Abstract
As one large class of non-coding RNAs (ncRNAs), long ncRNAs (lncRNAs) have gained considerable attention in recent years. Mutations and dysfunction of lncRNAs have been implicated in human disorders. Many lncRNAs exert their effects through interactions with the corresponding RNA-binding proteins. Several computational approaches have been developed, but only few are able to perform the prediction of these interactions from a network-based point of view. Here, we introduce a computational method named lncRNA–protein bipartite network inference (LPBNI). LPBNI aims to identify potential lncRNA–interacting proteins, by making full use of the known lncRNA–protein interactions. Leave-one-out cross validation (LOOCV) test shows that LPBNI significantly outperforms other network-based methods, including random walk (RWR) and protein-based collaborative filtering (ProCF).
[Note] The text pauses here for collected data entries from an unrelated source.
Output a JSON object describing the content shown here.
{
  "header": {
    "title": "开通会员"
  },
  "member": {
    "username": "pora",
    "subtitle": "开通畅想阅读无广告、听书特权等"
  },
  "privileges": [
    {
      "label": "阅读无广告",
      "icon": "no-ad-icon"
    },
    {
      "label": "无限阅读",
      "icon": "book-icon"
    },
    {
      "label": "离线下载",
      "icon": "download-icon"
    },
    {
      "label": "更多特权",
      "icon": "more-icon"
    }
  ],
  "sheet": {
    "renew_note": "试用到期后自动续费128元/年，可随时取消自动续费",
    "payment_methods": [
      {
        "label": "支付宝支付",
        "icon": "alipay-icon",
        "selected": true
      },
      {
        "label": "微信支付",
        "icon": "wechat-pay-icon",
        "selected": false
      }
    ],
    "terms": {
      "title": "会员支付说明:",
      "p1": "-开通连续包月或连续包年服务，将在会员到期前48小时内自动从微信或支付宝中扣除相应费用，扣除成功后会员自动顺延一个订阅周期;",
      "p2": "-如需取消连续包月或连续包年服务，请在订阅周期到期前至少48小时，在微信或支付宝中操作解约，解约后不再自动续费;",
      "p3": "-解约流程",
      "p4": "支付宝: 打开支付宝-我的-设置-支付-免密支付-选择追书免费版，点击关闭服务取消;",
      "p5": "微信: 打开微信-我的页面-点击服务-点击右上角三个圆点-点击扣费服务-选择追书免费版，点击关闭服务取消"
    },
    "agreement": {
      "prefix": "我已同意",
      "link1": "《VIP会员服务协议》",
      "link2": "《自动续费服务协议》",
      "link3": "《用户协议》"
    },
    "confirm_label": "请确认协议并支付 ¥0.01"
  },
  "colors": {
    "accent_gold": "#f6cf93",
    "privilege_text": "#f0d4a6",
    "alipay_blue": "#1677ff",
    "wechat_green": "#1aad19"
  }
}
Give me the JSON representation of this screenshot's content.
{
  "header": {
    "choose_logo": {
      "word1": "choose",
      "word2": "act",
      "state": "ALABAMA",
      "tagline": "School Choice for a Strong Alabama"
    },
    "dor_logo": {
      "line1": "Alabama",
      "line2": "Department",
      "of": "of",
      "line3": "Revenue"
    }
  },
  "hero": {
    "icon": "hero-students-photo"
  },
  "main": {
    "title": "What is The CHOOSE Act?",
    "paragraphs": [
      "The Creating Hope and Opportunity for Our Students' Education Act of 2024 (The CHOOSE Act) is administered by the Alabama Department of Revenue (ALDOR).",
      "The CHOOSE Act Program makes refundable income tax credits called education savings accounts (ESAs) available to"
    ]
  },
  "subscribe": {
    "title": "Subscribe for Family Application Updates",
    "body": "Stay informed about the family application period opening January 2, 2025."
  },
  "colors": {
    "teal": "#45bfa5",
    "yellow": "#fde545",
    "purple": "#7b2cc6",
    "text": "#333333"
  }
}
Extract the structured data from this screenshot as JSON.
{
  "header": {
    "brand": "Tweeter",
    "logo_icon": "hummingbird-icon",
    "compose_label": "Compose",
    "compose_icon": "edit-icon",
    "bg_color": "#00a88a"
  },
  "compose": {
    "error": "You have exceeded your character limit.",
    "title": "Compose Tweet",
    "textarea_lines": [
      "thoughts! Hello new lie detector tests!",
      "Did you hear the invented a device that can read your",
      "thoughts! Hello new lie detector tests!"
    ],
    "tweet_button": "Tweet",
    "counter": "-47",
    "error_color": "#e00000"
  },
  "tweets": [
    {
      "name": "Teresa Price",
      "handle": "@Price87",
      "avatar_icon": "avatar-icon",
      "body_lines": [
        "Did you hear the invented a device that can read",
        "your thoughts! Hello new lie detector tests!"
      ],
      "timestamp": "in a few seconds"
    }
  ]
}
Furthermore, a case study was performed to demonstrate the performance of LPBNI using real data in predicting potential lncRNA–interacting proteins.
Highlights
An increasing number of studies show that approximately 2% of the whole mammalian genome represents proteincoding genes, whereas the majority of the genome consists a ORCID: 0000-0001-5185-7045. b ORCID: 0000-0001-9910-8967. c ORCID: 0000-0002-5788-894X
protein-based collaborative filtering (ProCF) is based on the idea that if a protein interacts with an Long non-coding RNA (ncRNA) (lncRNAs), similar proteins will be recommended as interacting with this lncRNAP
The nodes that have only one link are not considered in the performance evaluation, so we further get 4796 lncRNA–protein interactions which match that condition, and this dataset is taken as ‘gold standard’ data in the Leave-one-out cross validation (LOOCV) test
Summary
An increasing number of studies show that approximately 2% of the whole mammalian genome represents proteincoding genes, whereas the majority of the genome consists a ORCID: 0000-0001-5185-7045. b ORCID: 0000-0001-9910-8967. c ORCID: 0000-0002-5788-894X. An increasing number of studies show that approximately 2% of the whole mammalian genome represents proteincoding genes, whereas the majority of the genome consists a ORCID: 0000-0001-5185-7045. Peer review under responsibility of Beijing Institute of Genomics, Chinese Academy of Sciences and Genetics Society of China. Long ncRNAs (lncRNAs), which consist of more than 200 nucleotides, constitute a large class of ncRNAs [6,7]. In the past several years, the number of identified lncRNAs has been increasing sharply because of the development of both bioinformatics tools and experimental techniques. Production and hosting by Elsevier B.V. on behalf of Beijing Institute of Genomics, Chinese Academy of Sciences and Genetics Society of China
Talk to us
Join us for a 30 min session where you can share your feedback and ask us any queries you have
Disclaimer: All third-party content on this website/platform is and will remain the property of their respective owners and is provided on "as is" basis without any warranties, express or implied. Use of third-party content does not indicate any affiliation, sponsorship with or endorsement by them. Any references to third-party content is to identify the corresponding services and shall be considered fair use under The CopyrightLaw.